Ответа, однако, я от нее не дождался и опять сменил тему:

—  Как ягненок?

—  Восхитительный. Хотите попробовать?

В итоге я получил кусочек ягненка с ее вилки, а она — кусочек рыбы с моей. В процессе обмена я пристально смотрел на нее. Увидел ярко-синие гла­за, высокие скулы, удлиненный тонкий нос над ши­роким, чувственным ртом и волевым подбородком. Возможно, не классический идеал, но мне она каза­лась красавицей.

—  Куда вы смотрите? У меня капелька соуса на подбородке? — Она вытерла подбородок салфеткой.

—   Нет, — ответил я. — Просто хотел получше разглядеть человека, который подает на меня в суд, чтобы узнать его на процессе. — Я улыбнулся, она — нет.

—  Да, теперь я понимаю, что погорячилась.

—  Вы можете отказаться от иска, — предложил я.

—  Мой агент настаивает. Не любит терять ко­миссионные.

—  Он получает долю со всех ваших заработков?

—  Абсолютно. Пятнадцать процентов всегда его.

—  Это ж надо! Деньги ни за что.

—  Нет-нет, он их отрабатывает, — вступилась за агента Каролина. — Он заключил для меня контракт с КФО, и на более выгодных условиях, чем удается другим агентам. Я также выступаю соло, когда не за­нята в оркестре, и вся подготовительная часть лежит на нем. Я только приезжаю и играю.

— То есть он старается, чтобы вы не простаивали.

—  Безусловно. На этой неделе я свободна только потому, что должна была улететь в Нью-Йорк. Ска­зать по правде, это фантастические ощущения — проводить вечер дома, лежа на диване, перед телеви­зором.

—  Сожалею, что сегодня лишил вас всего этого, пригласив в ресторан.

— Что вы такое говорите, я в восторге.

—  Хорошо. Я тоже.

Какое-то время мы ели в удовлетворенном мол­чании. Я действительно наслаждался этим вечером. Красивая, умная, талантливая спутница, превосход­ный обед, приличное вино. Разве можно желать луч­шего?

—  И с кем ты намерен поделиться этой безум­ной версией? — спросила Каролина за кофе.

—  Кого бы ты предложила?

—  Разумеется, полицию, — ответила она. — Но сначала ты должен подготовить доказательства.

—  В каком смысле?

—  У тебя есть список гостей званого обеда?

—  Да, но пользы от него немного, поскольку нет полного перечня фамилий. За несколькими столами сидели по десять человек, а назван только хозяин. Остальные числятся гостями такого-то. Я раздобыл и план павильона с расшифровкой, где кто сидел, но и там та же история.

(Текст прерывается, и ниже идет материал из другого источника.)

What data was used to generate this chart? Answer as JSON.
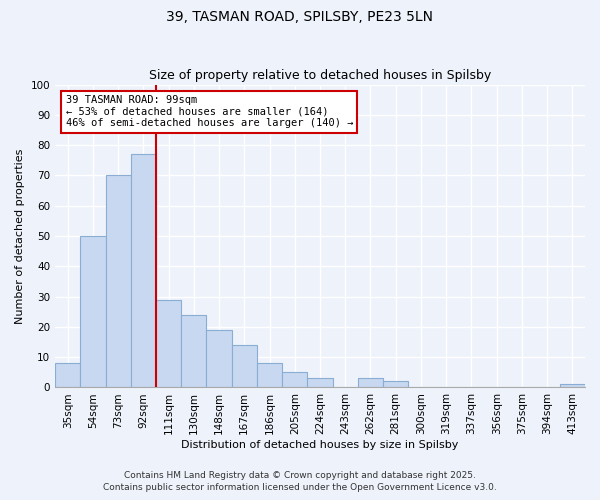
{
  "title": "39, TASMAN ROAD, SPILSBY, PE23 5LN",
  "subtitle": "Size of property relative to detached houses in Spilsby",
  "xlabel": "Distribution of detached houses by size in Spilsby",
  "ylabel": "Number of detached properties",
  "bin_labels": [
    "35sqm",
    "54sqm",
    "73sqm",
    "92sqm",
    "111sqm",
    "130sqm",
    "148sqm",
    "167sqm",
    "186sqm",
    "205sqm",
    "224sqm",
    "243sqm",
    "262sqm",
    "281sqm",
    "300sqm",
    "319sqm",
    "337sqm",
    "356sqm",
    "375sqm",
    "394sqm",
    "413sqm"
  ],
  "bar_values": [
    8,
    50,
    70,
    77,
    29,
    24,
    19,
    14,
    8,
    5,
    3,
    0,
    3,
    2,
    0,
    0,
    0,
    0,
    0,
    0,
    1
  ],
  "bar_color": "#c8d8f0",
  "bar_edge_color": "#8aadd4",
  "vline_x": 3.5,
  "vline_color": "#cc0000",
  "annotation_text": "39 TASMAN ROAD: 99sqm\n← 53% of detached houses are smaller (164)\n46% of semi-detached houses are larger (140) →",
  "annotation_box_facecolor": "#ffffff",
  "annotation_box_edgecolor": "#cc0000",
  "ylim": [
    0,
    100
  ],
  "yticks": [
    0,
    10,
    20,
    30,
    40,
    50,
    60,
    70,
    80,
    90,
    100
  ],
  "footnote1": "Contains HM Land Registry data © Crown copyright and database right 2025.",
  "footnote2": "Contains public sector information licensed under the Open Government Licence v3.0.",
  "bg_color": "#eef2fb",
  "grid_color": "#ffffff",
  "title_fontsize": 10,
  "subtitle_fontsize": 9,
  "axis_label_fontsize": 8,
  "tick_fontsize": 7.5,
  "footnote_fontsize": 6.5
}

Так что у меня есть фами­лии только примерно половины присутствовавших.

—  А как насчет списка приглашенных на ленч?

—   Его у меня пока нет. Думаю, полный список был только у одного человека — дамы из службы маркетинга компании-спонсора, но она погибла при взрыве. Выяснить, кто был на ленче, достаточно легко, потому что их фамилии или в списке погиб­ших, или в списке раненых. Но меня больше инте­ресуют те семеро, которые не пришли, хотя их там ждали.

—  Но у кого-то должен быть список всех пригла­шенных, — упорствовала Каролина.

—  Я пытался его добыть, но — увы. Большую часть понедельника потратил на это. Сюзанна Мил­лер, возглавляющая компанию, которая обслужи­вает зрителей ипподрома, сказала, что у нее в бума­гах лишь «гости «Делафилд индастрис», а Уильям Престон, управляющий ипподромом, не смог по­мочь даже этим. Нашел лишь фразу «спонсор и его гости».

—  А как насчет компании-спонсора? С ними ты не связывался?

—   Нет. Не думаю, что они знали, кто приглашен, помимо своих сотрудников, которые прилетели из Америки. Я уверен, что Мэри-Лy Фордэм, та самая женщина из маркетинга, которая погибла, добавила к списку американцев англичан после того, как по­крутилась здесь и поняла, кто есть кто. Я помню, что до ленча она очень сердилась, потому что два тренера из города в последнюю минуту отказались прийти. И я, похоже, знаю, кто это.

—  А их ты спросить не можешь?

—  Вчера спросил одного из них. — Вчера я по­звонил Джорджу Кейли. — Но он сказал, что это сложно — знать, кого пригласили на мероприятие, на котором ты сам не был.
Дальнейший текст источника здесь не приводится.